Im Bereich Optik/Augenheilkunde wird die Selbstbestimmung des Patienten/ Klienten sehr klein gehalten. Mir sind nur wenige Optiker begegnet die mich mit meinem subjektiven Befinden in ihre Messungen und Vorgehensweisen mit einbezogen haben. Dementsprechend viele Brillen die ich nicht tragen kann liegen zu Hause rum. Es gab Hochs und Tiefs usw....

Geholfen hat mir Leo Angart ( Buchtipp "Vergiß deine Brille uva seine Kurse sind super!!!)

Ich mache regelmässig meine Augenübungen...ganz selbstbestimmt...., habe schön entspannte Augen, sehe nach wie vor auch ohne Brille noch ganz passabel und korrigiere wenn es sich gut anfühlt mit ganz wenig Plus und dem Zylinder der nur rechts Probleme macht.

Hab das Sehen als "Problem" losgelassen und nen Optiker gefunden der top versiert ist und mich bestimmen läßt was ich brauche und mir erklären kann warum was wie ist.

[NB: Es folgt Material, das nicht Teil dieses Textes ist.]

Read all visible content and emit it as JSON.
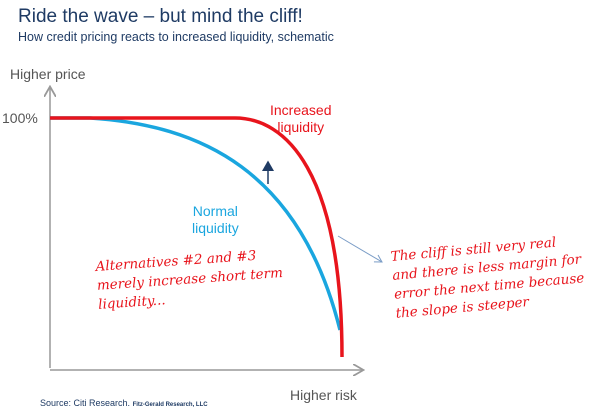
{
  "title": "Ride the wave – but mind the cliff!",
  "subtitle": "How credit pricing reacts to increased liquidity, schematic",
  "y_axis_label": "Higher price",
  "x_axis_label": "Higher risk",
  "y_tick": "100%",
  "curves": {
    "increased": {
      "label_line1": "Increased",
      "label_line2": "liquidity",
      "color": "#e8141c"
    },
    "normal": {
      "label_line1": "Normal",
      "label_line2": "liquidity",
      "color": "#1aa6df"
    }
  },
  "annotations": {
    "left": [
      "Alternatives #2 and #3",
      "merely increase short term",
      "liquidity..."
    ],
    "right": [
      "The cliff is still very real",
      "and there is less margin for",
      "error the next time because",
      "the slope is steeper"
    ]
  },
  "source": {
    "main": "Source: Citi Research.",
    "small": "Fitz-Gerald Research, LLC"
  }
}
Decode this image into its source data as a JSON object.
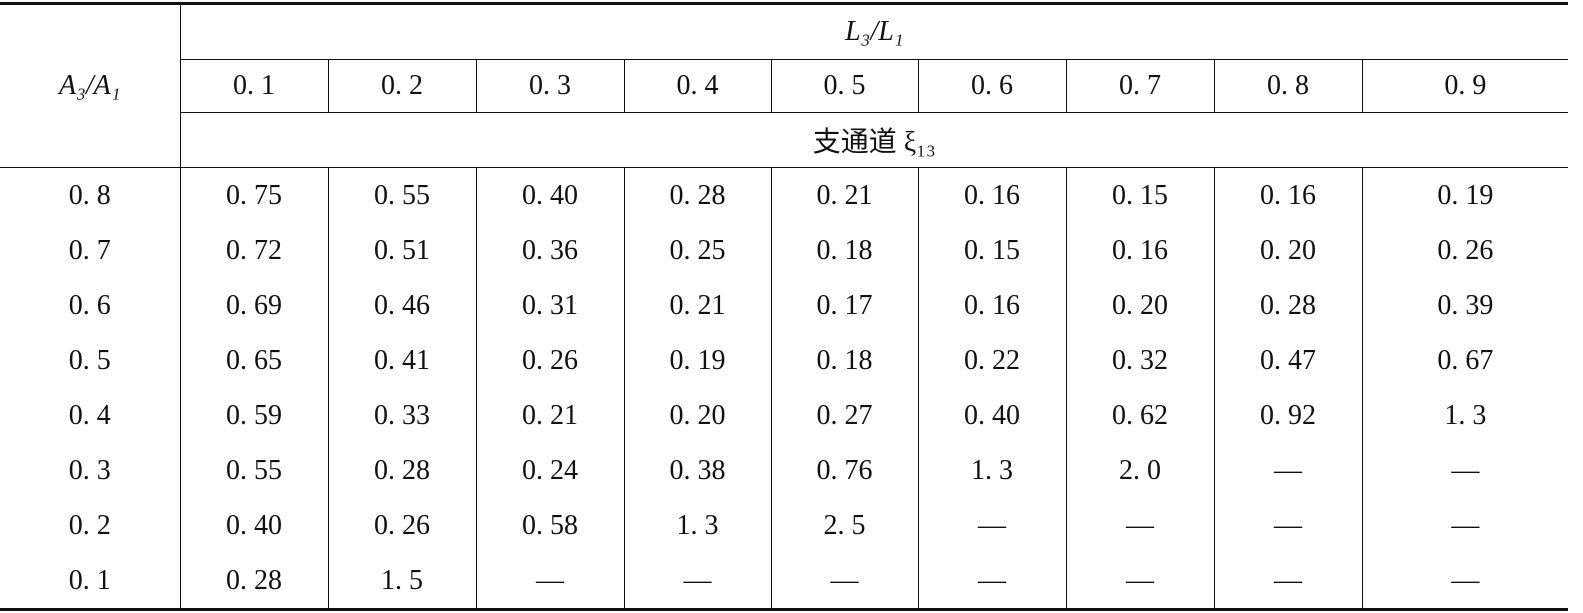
{
  "table": {
    "row_header": "A₃/A₁",
    "column_group": "L₃/L₁",
    "columns": [
      "0. 1",
      "0. 2",
      "0. 3",
      "0. 4",
      "0. 5",
      "0. 6",
      "0. 7",
      "0. 8",
      "0. 9"
    ],
    "subheader": "支通道 ξ₁₃",
    "rows": [
      {
        "label": "0. 8",
        "cells": [
          "0. 75",
          "0. 55",
          "0. 40",
          "0. 28",
          "0. 21",
          "0. 16",
          "0. 15",
          "0. 16",
          "0. 19"
        ]
      },
      {
        "label": "0. 7",
        "cells": [
          "0. 72",
          "0. 51",
          "0. 36",
          "0. 25",
          "0. 18",
          "0. 15",
          "0. 16",
          "0. 20",
          "0. 26"
        ]
      },
      {
        "label": "0. 6",
        "cells": [
          "0. 69",
          "0. 46",
          "0. 31",
          "0. 21",
          "0. 17",
          "0. 16",
          "0. 20",
          "0. 28",
          "0. 39"
        ]
      },
      {
        "label": "0. 5",
        "cells": [
          "0. 65",
          "0. 41",
          "0. 26",
          "0. 19",
          "0. 18",
          "0. 22",
          "0. 32",
          "0. 47",
          "0. 67"
        ]
      },
      {
        "label": "0. 4",
        "cells": [
          "0. 59",
          "0. 33",
          "0. 21",
          "0. 20",
          "0. 27",
          "0. 40",
          "0. 62",
          "0. 92",
          "1. 3"
        ]
      },
      {
        "label": "0. 3",
        "cells": [
          "0. 55",
          "0. 28",
          "0. 24",
          "0. 38",
          "0. 76",
          "1. 3",
          "2. 0",
          "—",
          "—"
        ]
      },
      {
        "label": "0. 2",
        "cells": [
          "0. 40",
          "0. 26",
          "0. 58",
          "1. 3",
          "2. 5",
          "—",
          "—",
          "—",
          "—"
        ]
      },
      {
        "label": "0. 1",
        "cells": [
          "0. 28",
          "1. 5",
          "—",
          "—",
          "—",
          "—",
          "—",
          "—",
          "—"
        ]
      }
    ]
  }
}
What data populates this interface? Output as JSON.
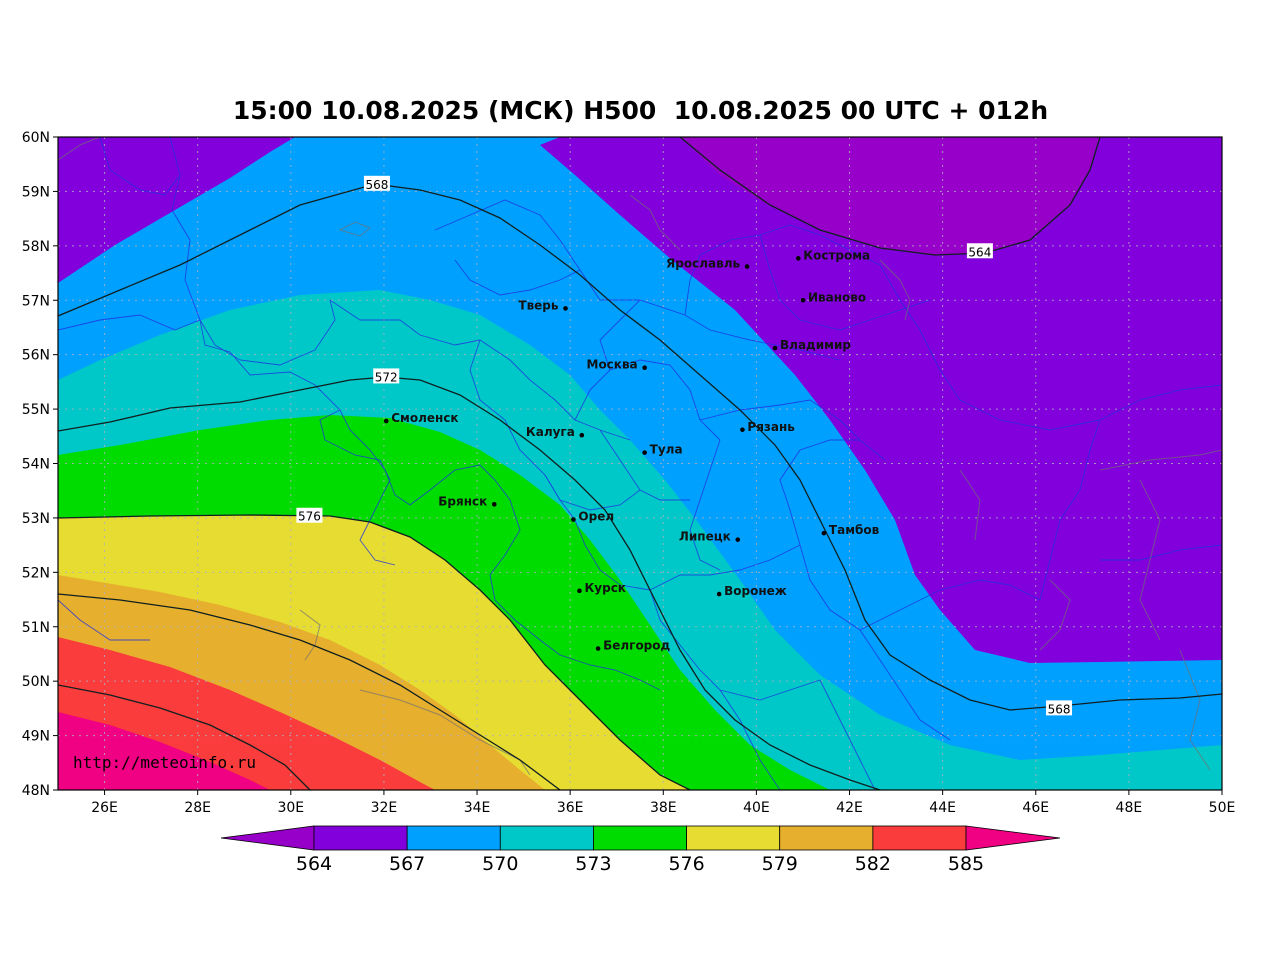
{
  "title": "15:00 10.08.2025 (МСК) H500  10.08.2025 00 UTC + 012h",
  "watermark": "http://meteoinfo.ru",
  "map": {
    "lon_range": [
      25,
      50
    ],
    "lat_range": [
      48,
      60
    ],
    "lat_ticks": [
      {
        "value": 60,
        "label": "60N"
      },
      {
        "value": 59,
        "label": "59N"
      },
      {
        "value": 58,
        "label": "58N"
      },
      {
        "value": 57,
        "label": "57N"
      },
      {
        "value": 56,
        "label": "56N"
      },
      {
        "value": 55,
        "label": "55N"
      },
      {
        "value": 54,
        "label": "54N"
      },
      {
        "value": 53,
        "label": "53N"
      },
      {
        "value": 52,
        "label": "52N"
      },
      {
        "value": 51,
        "label": "51N"
      },
      {
        "value": 50,
        "label": "50N"
      },
      {
        "value": 49,
        "label": "49N"
      },
      {
        "value": 48,
        "label": "48N"
      }
    ],
    "lon_ticks": [
      {
        "value": 26,
        "label": "26E"
      },
      {
        "value": 28,
        "label": "28E"
      },
      {
        "value": 30,
        "label": "30E"
      },
      {
        "value": 32,
        "label": "32E"
      },
      {
        "value": 34,
        "label": "34E"
      },
      {
        "value": 36,
        "label": "36E"
      },
      {
        "value": 38,
        "label": "38E"
      },
      {
        "value": 40,
        "label": "40E"
      },
      {
        "value": 42,
        "label": "42E"
      },
      {
        "value": 44,
        "label": "44E"
      },
      {
        "value": 46,
        "label": "46E"
      },
      {
        "value": 48,
        "label": "48E"
      },
      {
        "value": 50,
        "label": "50E"
      }
    ],
    "cities": [
      {
        "name": "Кострома",
        "lon": 40.9,
        "lat": 57.77,
        "side": "right"
      },
      {
        "name": "Ярославль",
        "lon": 39.8,
        "lat": 57.62,
        "side": "left"
      },
      {
        "name": "Иваново",
        "lon": 41.0,
        "lat": 57.0,
        "side": "right"
      },
      {
        "name": "Тверь",
        "lon": 35.9,
        "lat": 56.85,
        "side": "left"
      },
      {
        "name": "Владимир",
        "lon": 40.4,
        "lat": 56.12,
        "side": "right"
      },
      {
        "name": "Москва",
        "lon": 37.6,
        "lat": 55.76,
        "side": "left"
      },
      {
        "name": "Смоленск",
        "lon": 32.05,
        "lat": 54.78,
        "side": "right"
      },
      {
        "name": "Рязань",
        "lon": 39.7,
        "lat": 54.62,
        "side": "right"
      },
      {
        "name": "Калуга",
        "lon": 36.25,
        "lat": 54.52,
        "side": "left"
      },
      {
        "name": "Тула",
        "lon": 37.6,
        "lat": 54.2,
        "side": "right"
      },
      {
        "name": "Брянск",
        "lon": 34.37,
        "lat": 53.25,
        "side": "left"
      },
      {
        "name": "Орел",
        "lon": 36.07,
        "lat": 52.97,
        "side": "right"
      },
      {
        "name": "Тамбов",
        "lon": 41.45,
        "lat": 52.72,
        "side": "right"
      },
      {
        "name": "Липецк",
        "lon": 39.6,
        "lat": 52.6,
        "side": "left"
      },
      {
        "name": "Курск",
        "lon": 36.2,
        "lat": 51.66,
        "side": "right"
      },
      {
        "name": "Воронеж",
        "lon": 39.2,
        "lat": 51.6,
        "side": "right"
      },
      {
        "name": "Белгород",
        "lon": 36.6,
        "lat": 50.6,
        "side": "right"
      }
    ],
    "contour_labels": [
      {
        "text": "564",
        "lon": 44.8,
        "lat": 57.9
      },
      {
        "text": "568",
        "lon": 31.85,
        "lat": 59.14
      },
      {
        "text": "568",
        "lon": 46.5,
        "lat": 49.5
      },
      {
        "text": "572",
        "lon": 32.05,
        "lat": 55.6
      },
      {
        "text": "576",
        "lon": 30.4,
        "lat": 53.04
      }
    ]
  },
  "colorbar": {
    "labels": [
      "564",
      "567",
      "570",
      "573",
      "576",
      "579",
      "582",
      "585"
    ],
    "colors": {
      "below_564": "#9600c8",
      "564_567": "#8200dc",
      "567_570": "#00a0ff",
      "570_573": "#00c8c8",
      "573_576": "#00dc00",
      "576_579": "#e6dc32",
      "579_582": "#e6af2d",
      "582_585": "#fa3c3c",
      "above_585": "#f00082"
    }
  }
}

Je komplizierter das Problem ( ich behandle inzwischen auch Menschen mit Sehproblemen) desto wichtiger ist es sich nicht als Opfer des

Schicksals zu fühlen und Lösung anderen zu überlassen sondern das Sehen zu erforschen und zu entdecken, sich zu informieren und seine Gesundheit und speziell den Teil Augengesundheit selbst in die Hand zu nehmen.